ELVIN HAYES: The best scorer on the best series of teams in franchise history. Despite some poor performances in big games, he was still one of the greatest post players of all time. Acquiring him in 1972 helped prolong over a half decade of contention.

BOBBY DANDRIDGE: The missing piece in the 1978 title team. He provided leadership, championship experience and stifling defense on top perimeter options.

EARL MONROE: The most creative scorer this franchise has seen. Helped lead the Bullets to the 1971 Finals, though they were swept by Milwaukee. The controversial trade to the Knicks is a bit of a black mark, though.

GUS JOHNSON: The franchise's first star in the 60s, predating Unseld, Monroe and others. One of the game's best leapers and a terror on the glass.

WALT BELLAMY: Johnson's running mate for a few years.

PHIL CHENIER: While he was initially known most for being the smooth off guard for so many great Bullets teams in the 70s, younger fans (like me) probably know him best for being the longtime color commentator on Comcast SportsNet.

DICK MOTTA: The coach of the 78 title team.

JEFF MALONE: The team's consistent threat on the wing for many years, forced to toil in anonymity for mediocre teams.

CHRIS WEBBER: Along with Juwan Howard, he breathed new life into the franchise. But things didn't exactly end so well.

GILBERT ARENAS: Obviously, his time in D.C. ended very poorly, but for years, he helped make the franchise relevant again as one of the league's most dangerous scorers.

ANTAWN JAMISON AND CARON BUTLER: The much saner sidekicks to Arenas.

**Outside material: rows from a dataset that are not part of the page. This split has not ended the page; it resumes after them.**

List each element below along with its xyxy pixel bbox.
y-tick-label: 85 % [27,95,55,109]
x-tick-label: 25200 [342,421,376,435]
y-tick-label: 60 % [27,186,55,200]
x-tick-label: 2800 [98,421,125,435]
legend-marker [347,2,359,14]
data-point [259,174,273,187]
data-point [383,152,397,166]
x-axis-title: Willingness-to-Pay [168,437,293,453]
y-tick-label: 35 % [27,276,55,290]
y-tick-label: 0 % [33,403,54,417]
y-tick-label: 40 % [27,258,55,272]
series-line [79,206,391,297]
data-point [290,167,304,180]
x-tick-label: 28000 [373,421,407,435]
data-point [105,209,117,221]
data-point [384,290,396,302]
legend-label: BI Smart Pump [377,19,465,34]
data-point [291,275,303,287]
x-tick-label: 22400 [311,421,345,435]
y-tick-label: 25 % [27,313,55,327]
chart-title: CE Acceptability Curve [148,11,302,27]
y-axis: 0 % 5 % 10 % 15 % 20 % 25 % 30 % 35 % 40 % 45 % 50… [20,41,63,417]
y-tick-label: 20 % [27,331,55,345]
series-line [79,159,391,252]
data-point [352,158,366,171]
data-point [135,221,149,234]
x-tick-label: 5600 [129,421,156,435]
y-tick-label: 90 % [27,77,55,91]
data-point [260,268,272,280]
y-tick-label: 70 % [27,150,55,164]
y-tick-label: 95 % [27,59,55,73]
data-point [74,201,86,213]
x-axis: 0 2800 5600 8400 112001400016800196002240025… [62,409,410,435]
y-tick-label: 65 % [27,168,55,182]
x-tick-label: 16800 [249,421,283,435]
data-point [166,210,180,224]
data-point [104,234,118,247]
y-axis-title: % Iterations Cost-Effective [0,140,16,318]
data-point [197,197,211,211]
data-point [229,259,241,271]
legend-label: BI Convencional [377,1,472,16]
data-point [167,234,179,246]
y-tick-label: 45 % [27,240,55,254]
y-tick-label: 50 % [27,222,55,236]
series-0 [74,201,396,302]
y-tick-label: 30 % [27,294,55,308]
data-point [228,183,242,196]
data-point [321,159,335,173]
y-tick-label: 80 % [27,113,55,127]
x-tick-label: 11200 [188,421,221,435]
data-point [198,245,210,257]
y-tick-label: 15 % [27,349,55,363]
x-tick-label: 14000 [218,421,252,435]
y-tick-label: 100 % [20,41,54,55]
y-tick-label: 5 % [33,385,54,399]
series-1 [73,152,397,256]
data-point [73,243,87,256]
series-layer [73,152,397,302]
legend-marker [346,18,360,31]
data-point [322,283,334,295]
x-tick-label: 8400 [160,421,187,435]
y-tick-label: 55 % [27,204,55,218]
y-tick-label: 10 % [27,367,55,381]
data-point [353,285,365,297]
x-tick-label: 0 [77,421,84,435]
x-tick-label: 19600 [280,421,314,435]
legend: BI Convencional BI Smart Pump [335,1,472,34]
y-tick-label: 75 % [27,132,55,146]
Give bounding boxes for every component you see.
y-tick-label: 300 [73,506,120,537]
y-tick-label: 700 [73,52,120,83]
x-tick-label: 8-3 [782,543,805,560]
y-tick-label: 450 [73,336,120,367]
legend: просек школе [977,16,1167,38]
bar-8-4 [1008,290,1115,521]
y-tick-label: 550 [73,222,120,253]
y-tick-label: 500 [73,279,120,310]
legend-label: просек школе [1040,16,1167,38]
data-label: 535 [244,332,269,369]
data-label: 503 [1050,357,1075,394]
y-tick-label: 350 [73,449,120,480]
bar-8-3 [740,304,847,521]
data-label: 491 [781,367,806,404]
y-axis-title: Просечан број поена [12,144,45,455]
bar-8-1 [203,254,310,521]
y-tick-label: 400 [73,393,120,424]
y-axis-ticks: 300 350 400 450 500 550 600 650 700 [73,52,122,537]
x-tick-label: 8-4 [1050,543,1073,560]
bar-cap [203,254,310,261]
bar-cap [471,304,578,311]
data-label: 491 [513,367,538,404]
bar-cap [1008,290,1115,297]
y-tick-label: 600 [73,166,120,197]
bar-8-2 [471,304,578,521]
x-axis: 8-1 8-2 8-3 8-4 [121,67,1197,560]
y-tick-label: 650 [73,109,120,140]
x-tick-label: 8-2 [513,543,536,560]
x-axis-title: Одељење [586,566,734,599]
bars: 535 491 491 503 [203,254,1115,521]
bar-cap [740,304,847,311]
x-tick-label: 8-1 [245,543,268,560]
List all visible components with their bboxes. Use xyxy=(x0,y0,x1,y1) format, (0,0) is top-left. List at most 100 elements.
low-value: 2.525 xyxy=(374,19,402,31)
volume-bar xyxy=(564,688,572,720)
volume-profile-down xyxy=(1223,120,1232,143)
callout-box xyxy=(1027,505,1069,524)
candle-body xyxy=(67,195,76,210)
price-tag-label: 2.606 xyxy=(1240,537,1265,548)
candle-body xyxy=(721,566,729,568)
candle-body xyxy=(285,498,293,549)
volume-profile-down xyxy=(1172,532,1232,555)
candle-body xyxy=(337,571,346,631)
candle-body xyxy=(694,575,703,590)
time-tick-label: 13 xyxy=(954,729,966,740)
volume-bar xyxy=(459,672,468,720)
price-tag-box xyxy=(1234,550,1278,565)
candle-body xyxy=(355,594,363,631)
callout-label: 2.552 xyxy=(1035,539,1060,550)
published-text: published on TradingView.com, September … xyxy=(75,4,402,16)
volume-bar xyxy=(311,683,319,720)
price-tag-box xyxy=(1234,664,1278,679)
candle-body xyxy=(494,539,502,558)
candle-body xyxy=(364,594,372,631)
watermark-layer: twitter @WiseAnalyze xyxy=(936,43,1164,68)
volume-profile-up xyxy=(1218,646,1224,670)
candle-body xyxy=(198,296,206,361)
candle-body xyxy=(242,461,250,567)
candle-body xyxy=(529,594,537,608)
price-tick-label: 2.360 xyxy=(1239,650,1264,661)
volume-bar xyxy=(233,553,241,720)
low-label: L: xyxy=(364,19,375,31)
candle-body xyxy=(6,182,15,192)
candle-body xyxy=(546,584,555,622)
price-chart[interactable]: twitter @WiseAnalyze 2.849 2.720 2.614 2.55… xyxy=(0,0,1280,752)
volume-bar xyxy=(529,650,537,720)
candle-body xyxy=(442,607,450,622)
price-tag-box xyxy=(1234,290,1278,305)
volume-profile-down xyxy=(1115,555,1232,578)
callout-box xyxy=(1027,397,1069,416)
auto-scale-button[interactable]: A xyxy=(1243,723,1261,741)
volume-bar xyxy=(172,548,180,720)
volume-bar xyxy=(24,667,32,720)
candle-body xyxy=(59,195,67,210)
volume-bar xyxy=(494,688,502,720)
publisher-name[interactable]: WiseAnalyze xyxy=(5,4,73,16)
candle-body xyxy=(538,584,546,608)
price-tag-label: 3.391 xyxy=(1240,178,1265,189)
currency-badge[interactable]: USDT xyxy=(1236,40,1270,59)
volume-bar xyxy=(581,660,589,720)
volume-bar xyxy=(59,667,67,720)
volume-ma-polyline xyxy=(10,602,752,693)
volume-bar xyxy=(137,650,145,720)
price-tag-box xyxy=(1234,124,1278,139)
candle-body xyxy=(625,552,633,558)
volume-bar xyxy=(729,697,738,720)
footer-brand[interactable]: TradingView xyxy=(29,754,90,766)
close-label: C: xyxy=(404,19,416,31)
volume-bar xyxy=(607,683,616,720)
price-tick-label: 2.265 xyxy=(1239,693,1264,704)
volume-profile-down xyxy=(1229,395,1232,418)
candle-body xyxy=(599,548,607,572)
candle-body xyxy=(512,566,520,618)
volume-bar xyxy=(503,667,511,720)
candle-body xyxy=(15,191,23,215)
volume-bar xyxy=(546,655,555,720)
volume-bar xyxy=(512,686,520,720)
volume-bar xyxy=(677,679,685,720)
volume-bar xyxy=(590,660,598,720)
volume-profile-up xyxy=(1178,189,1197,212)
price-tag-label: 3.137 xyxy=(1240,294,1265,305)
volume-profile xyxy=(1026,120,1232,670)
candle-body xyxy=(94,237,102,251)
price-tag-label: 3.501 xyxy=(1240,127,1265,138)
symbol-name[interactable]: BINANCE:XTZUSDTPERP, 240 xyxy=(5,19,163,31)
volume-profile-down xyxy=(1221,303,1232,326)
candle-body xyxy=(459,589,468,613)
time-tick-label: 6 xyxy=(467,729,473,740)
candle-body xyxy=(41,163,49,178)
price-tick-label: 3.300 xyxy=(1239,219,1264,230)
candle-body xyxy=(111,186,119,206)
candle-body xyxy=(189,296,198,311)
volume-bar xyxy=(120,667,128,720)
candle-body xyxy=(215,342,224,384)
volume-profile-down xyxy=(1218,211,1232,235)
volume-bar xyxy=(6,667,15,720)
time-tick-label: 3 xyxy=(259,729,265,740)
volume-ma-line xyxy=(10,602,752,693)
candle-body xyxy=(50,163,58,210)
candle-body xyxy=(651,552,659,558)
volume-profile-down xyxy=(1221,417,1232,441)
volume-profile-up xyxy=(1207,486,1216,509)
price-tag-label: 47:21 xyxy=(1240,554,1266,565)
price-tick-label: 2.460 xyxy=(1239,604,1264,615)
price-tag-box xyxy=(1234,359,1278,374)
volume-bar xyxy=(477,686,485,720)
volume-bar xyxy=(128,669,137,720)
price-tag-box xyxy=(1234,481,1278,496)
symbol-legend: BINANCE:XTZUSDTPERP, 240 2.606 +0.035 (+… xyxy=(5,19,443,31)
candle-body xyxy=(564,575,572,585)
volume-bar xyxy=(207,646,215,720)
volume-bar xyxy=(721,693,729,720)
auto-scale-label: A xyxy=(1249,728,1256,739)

JOHN WALL: Too soon, probably.

ABE POLLIN: The legendary Pollin was always more of a great humanitarian than sports owner. Still, he built Verizon Center largely with his own money. The new arena helped revitalize Chinatown, and it's now one of the hotter spots in the city. Throw in the countless charity work he did, and he was a man worth admiring.


GHEORGHE MURESAN: No explanation needed.


So ... who would be on your Wizards Mount Rushmore?